Education Secretary Betsy DeVos promised Monday night that the Trump administration would propose “the most ambitious expansion of education choice in our nation’s history,” but said that states, rather than Washington, D.C., would make the decisions.
“When it comes to education, no solution, not even ones we like, should be dictated or run from Washington, D.C.,” she said.
DeVos, though, offered scant details about the Trump administration’s vision for school choice.
Her speech at an Indianapolis summit hosted by the American Federation for Children, the school choice advocacy group she had formerly chaired, came just hours before the Trump administration releases a budget that proposes cuts to many traditional education programs, while making a $1 billion investment in promoting public school choice that has already drawn conservative criticism for expanding the federal government’s footprint in education.
States can choose not to participate in the Trump administration’s plans to expand school choice, she said. But “that would be a terrible mistake on their part,” she added. “They will be hurting the children and families who can least afford it.”
DeVos also avoided getting into detail on the Trump administration’s budget proposal, which proposes a new grant program that would encourage the flow of local, state and federal dollars to follow students moving from public school to public school. And she didn’t mention an additional $250 million to study and expand vouchers.
She said the aim of the Trump administration proposal is “to empower states and give leaders like [Indiana] Gov. Eric Holcomb the flexibility and opportunity to enhance the choices Indiana provides for Indiana students.”
“We won’t accomplish our goals by creating a new federal bureaucracy or by bribing states with their own taxpayers’ money,” she said. “We should have zero interest in substituting the current big government approach for our own big government approach.”
But some conservative think tanks that typically champion school choice, like the Heritage Foundation and the American Enterprise Institute, see both proposals as an undue expansion of the federal role in education policy. Conservatives have long criticized the Obama administration for encouraging states to adopt higher academic standards and more rigorous exams in exchange for billions of dollars in competitive grant funding under the controversial Race to the Top program.
On the left, American Federation of Teachers President Randi Weingarten agreed.
“DeVos is taking a page from her Democratic predecessor Arne Duncan and proposing her own version of the Obama administration’s much-criticized Race to the Top,” she said. “While Duncan tied federal funds to the promotion of Common Core and testing, DeVos is tying federal funds to her own voucher and privatization projects.
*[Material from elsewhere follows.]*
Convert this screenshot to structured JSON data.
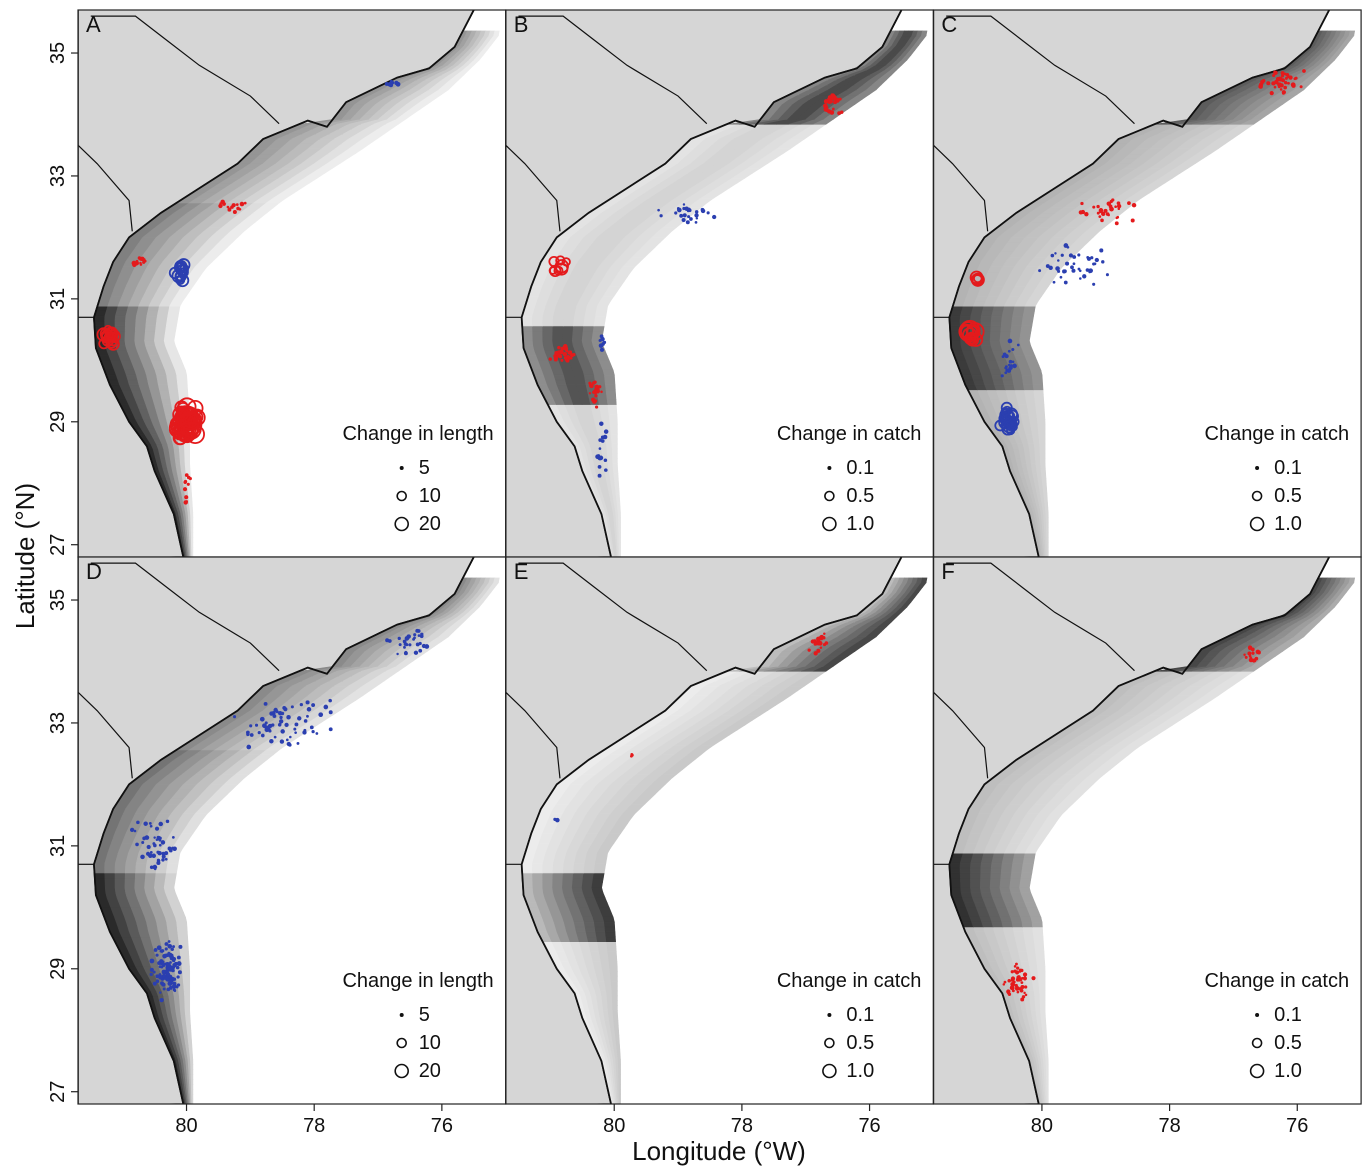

She is doing so, however, not by adding money but through a reverse Robin Hood strategy of robbing schools of investments that work for kids, like after-school programs, to pay for her pet privatization and voucher programs.”
In her speech, DeVos didn’t mention a federal education tax credit proposal, which the administration has purportedly been considering as a way to channel public money to private-school scholarships to enable working-class families to pay the tuition. AFC Chairman Bill Oberndorf was clear about his organization’s support for such a proposal.
“We look forward to more details about the school choice proposals and, ultimately, hope to see a federal education tax credit included in broader tax reform later this year,” he said.
It’s unclear if the Trump administration will ultimately get behind an education tax credit proposal. And there are a number of unanswered questions about how such a plan would work, such as whether the proposal would be housed under the Education or Treasury Department, whether there would be a cap on the amount of federal tax credits available, and what the income eligibility requirements would look like for families who hope to take advantage of the scholarships.
It could be part of a larger tax reform bill and pass through the budget reconciliation process with only 51 votes in the Senate. But if the Trump administration pursues the proposal as part of a larger tax overhaul, it could face some resistance from lawmakers who aren’t looking to over-complicate the tax code.
DeVos is following her speech with a scheduled visit Tuesday morning to Providence Cristo Rey High School — a small, Catholic private school in Indianapolis where nearly every student receives a voucher through the state’s voucher program.
Between DeVos’ speech, the budget release Tuesday and her scheduled budget testimony on the Hill on Wednesday, the administration’s proposals to expand school choice are drawing intense criticism from traditional public school advocates this week. Before DeVos took the stage Monday, traditional public school advocates were protesting in Indianapolis.
The National Education Association encouraged its members to inundate DeVos with emails rejecting vouchers, and about 1,000 people sent emails in the first hour, a spokeswoman for the teachers’ union said.
“It couldn’t be clearer: Betsy DeVos’ goal as Secretary of Education is to slash funding for public schools, using voucher schemes to funnel taxpayer dollars to unaccountable private schools,” NEA, the nation’s largest teachers’ union, said in its message online.
The American Federation of Teachers introduced a Snapchat filter branding photos with “Trump and DeVos need to fully fund education!”